YUSUF SELAHATTİN BEYRİBEY (Kars) - Düne göre yükselmiştir, kalitesi artmıştır. Onu anlatayım.

(Mikrofon otomatik cihaz tarafından kapatıldı)

BAŞKAN - Sayın Beyribey, vaktinizi çalıyor, son üç saniyenizdi bitti.

YUSUF SELAHATTİN BEYRİBEY (Kars) - Efendim, hemen toparlıyorum.

Şunu söylemek istiyorum: Burada teknik bilgiler üzerine konuştum, hiç politika yapmadan fikirlerimi söylerim ama siyaseten de konuşabilirim, 2002'den bugüne kadar...

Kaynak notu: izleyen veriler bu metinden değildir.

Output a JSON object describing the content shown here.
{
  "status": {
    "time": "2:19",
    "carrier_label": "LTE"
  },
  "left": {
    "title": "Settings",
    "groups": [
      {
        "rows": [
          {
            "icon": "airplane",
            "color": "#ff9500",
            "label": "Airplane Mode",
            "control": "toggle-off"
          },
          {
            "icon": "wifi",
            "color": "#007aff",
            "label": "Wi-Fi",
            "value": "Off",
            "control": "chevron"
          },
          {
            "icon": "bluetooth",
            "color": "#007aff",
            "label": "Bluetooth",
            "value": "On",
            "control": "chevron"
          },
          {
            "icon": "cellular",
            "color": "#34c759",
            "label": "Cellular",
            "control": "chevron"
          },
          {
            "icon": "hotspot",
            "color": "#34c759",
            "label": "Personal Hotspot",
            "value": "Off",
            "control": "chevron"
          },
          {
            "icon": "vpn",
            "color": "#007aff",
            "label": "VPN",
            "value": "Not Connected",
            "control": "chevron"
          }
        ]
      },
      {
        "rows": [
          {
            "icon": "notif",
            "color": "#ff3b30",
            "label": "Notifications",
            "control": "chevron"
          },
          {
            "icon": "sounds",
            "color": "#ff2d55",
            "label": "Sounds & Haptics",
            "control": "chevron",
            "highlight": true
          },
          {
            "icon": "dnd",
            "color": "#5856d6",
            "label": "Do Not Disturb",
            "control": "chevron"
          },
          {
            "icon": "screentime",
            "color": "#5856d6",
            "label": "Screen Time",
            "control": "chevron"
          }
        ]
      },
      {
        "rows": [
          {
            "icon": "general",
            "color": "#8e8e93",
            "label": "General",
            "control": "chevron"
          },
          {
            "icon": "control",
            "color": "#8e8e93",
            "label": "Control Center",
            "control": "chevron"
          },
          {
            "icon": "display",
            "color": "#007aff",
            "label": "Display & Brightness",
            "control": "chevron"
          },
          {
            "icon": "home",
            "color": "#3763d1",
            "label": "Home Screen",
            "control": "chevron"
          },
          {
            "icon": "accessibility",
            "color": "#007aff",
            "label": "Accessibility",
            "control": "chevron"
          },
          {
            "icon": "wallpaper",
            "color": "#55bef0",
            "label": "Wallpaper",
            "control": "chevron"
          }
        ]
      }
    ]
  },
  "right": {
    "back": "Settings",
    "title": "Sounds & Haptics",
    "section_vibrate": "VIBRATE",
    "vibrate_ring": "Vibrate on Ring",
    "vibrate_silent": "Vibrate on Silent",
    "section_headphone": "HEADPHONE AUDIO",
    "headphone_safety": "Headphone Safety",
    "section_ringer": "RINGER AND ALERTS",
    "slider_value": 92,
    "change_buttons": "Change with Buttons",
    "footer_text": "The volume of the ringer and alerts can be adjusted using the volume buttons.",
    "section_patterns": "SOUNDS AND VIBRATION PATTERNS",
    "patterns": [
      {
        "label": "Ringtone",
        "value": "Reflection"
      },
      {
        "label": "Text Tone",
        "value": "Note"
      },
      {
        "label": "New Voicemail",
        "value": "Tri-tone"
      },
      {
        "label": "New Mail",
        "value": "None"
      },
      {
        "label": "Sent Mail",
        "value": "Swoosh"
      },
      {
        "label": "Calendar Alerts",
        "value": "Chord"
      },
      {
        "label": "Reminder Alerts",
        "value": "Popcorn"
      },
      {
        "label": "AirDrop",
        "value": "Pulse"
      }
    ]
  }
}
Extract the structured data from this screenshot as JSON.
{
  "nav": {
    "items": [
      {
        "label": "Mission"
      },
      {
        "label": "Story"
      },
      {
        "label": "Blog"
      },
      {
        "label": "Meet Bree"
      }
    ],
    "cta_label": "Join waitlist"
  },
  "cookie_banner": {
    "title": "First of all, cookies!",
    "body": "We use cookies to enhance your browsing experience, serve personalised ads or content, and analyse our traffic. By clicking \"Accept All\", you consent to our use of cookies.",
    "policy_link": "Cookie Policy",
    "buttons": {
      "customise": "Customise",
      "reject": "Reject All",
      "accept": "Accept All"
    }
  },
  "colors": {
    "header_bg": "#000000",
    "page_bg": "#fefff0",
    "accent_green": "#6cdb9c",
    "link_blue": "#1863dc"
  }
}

BAŞKAN - Musa Bey ondan anlar.

YUSUF SELAHATTİN BEYRİBEY (Kars) - ...bir defa, AK PARTİ tarımla ilgili ciddi şeyler yaptı. Benim ilimde -ilimle ilgili söylüyorum- "kültür hayvanı" dediğimiz hayvan sayısı yüzde 14'ten yüzde 56'ya çıktı. Sadece bu yeter, sadece bu yeter. Yani kültür ırkı gelişti. Koyun da ve büyükbaş hayvan sayısı da 2002'den bu yana kadar arttı, daha öncesine göre artarak devam ediyor ama artmasını ben yeterli bulmuyorum, ben diyorum ki: Hayvancılıkla ve tarımla, özellikle hayvancılıkla ilgili bir ilin buradan daha çok pay alması gerektiğini, binde 6'nın...

MUSA ÇAM (İzmir) - Beyribey, mademki arttı niye et ithal ediyoruz o zaman?

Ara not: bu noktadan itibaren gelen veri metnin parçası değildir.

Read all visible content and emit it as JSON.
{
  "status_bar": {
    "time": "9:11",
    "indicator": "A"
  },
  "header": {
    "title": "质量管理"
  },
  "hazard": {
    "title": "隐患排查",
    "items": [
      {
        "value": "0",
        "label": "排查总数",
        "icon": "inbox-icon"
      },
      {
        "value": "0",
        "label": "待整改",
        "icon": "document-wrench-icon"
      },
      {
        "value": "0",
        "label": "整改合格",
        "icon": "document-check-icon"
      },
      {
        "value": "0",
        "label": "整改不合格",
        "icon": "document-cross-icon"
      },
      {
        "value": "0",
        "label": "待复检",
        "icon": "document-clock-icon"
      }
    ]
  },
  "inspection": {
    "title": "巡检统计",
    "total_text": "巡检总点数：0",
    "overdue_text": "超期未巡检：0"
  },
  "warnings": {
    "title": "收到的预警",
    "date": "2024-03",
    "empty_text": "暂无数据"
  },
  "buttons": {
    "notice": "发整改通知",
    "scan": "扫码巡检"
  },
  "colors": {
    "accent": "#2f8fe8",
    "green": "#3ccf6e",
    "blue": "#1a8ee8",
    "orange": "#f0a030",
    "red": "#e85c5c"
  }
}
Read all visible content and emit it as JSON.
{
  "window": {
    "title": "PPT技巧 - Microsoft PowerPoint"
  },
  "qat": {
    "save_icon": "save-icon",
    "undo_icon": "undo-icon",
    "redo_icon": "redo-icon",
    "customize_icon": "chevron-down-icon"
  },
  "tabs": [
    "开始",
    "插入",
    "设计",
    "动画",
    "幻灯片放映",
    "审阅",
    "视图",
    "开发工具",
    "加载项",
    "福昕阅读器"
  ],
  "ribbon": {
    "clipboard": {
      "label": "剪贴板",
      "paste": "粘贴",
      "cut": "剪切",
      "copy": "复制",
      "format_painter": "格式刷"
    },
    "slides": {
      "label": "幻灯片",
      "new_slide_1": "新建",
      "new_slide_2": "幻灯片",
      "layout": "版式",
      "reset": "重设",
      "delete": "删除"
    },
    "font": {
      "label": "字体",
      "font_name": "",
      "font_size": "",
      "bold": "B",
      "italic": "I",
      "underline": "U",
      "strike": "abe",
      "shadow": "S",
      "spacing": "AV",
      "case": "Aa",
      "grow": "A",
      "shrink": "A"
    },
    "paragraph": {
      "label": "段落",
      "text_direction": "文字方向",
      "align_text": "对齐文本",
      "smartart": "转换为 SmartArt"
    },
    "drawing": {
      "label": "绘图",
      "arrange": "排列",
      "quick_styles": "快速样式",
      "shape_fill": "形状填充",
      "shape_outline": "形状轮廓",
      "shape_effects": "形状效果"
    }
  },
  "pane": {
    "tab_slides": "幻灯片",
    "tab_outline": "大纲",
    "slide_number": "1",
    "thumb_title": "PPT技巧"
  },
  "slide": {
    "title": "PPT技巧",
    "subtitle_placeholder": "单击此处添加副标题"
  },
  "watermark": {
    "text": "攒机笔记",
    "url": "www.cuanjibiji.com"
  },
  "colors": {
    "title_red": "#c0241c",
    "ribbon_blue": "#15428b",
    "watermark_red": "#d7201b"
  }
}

YUSUF SELAHATTİN BEYRİBEY (Kars) - Efendim, ben İzmir...

(Mikrofon otomatik cihaz tarafından kapatıldı)

BAŞKAN - Sayın Beyribey, bir dakika daha ek süre veriyorum, lütfen toparlayın.

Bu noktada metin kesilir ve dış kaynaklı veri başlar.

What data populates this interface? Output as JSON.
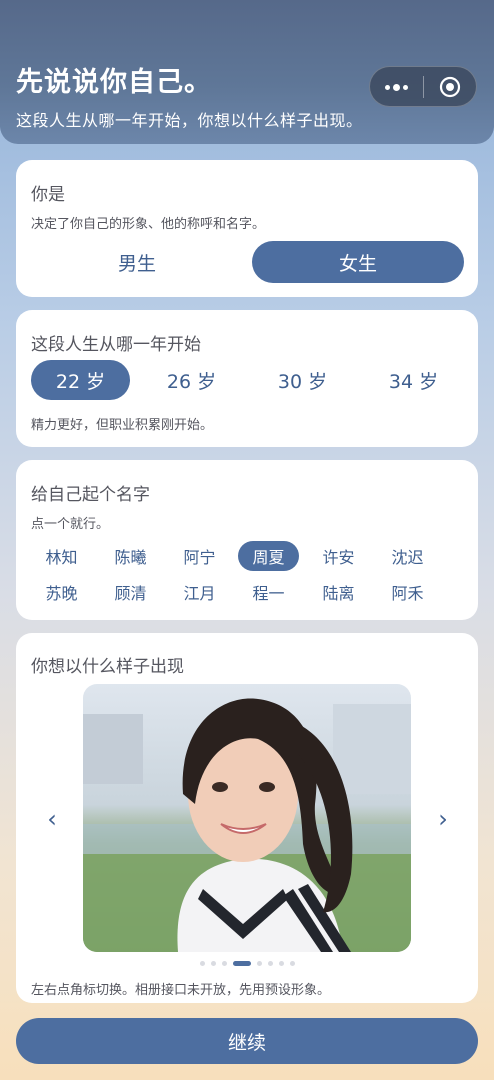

YUSUF SELAHATTİN BEYRİBEY (Kars) - Hemen toparlıyorum.

...ve Kocaeli'yle ilgili, sanayiyle ilgili konuşmuyorum, orada sanayiyle ilgili konuşuruz; ben bölgemdeki hayvancılıkla ilgili, Tarım Bakanlığı bütçesinde hayvancılıkla ilgili konuşmam gerekiyor, desteklerini bekliyoruz.

BAŞKAN - Sayın Beyribey, niye cevap veriyorsunuz Sayın Çam'a? O sendikacı, anlamaz ki.

YUSUF SELAHATTİN BEYRİBEY (Kars) - Ayrıca, ben bir konuyu da, yanlış anladım mı, anlamadım mı diye... Sözümü onlarla bitirmek istiyorum. Nursel Hanım, barajla ilgili 900 küsur tane köyün boşaltıldığını söyledi. Ben o konuda bilgi veriyorum: Hasankeyf boşaltılmıştır, Ilısu köyü boşaltılmıştır, bundan başka 27 köy ve 42 mezra da bu barajdan etkilenmektedir, 900 diye bir rakam yoktur, olma ihtimali de yoktur; 960'mış, öyle bir ihtimal de yoktur. Herhâlde bir bilgi kirliliği oldu veya sonundaki rakamlar yanlış olmuş olabilir diye düşünüyorum.

Beni sabırla dinlediğiniz için teşekkür ediyor, saygılar sunuyorum.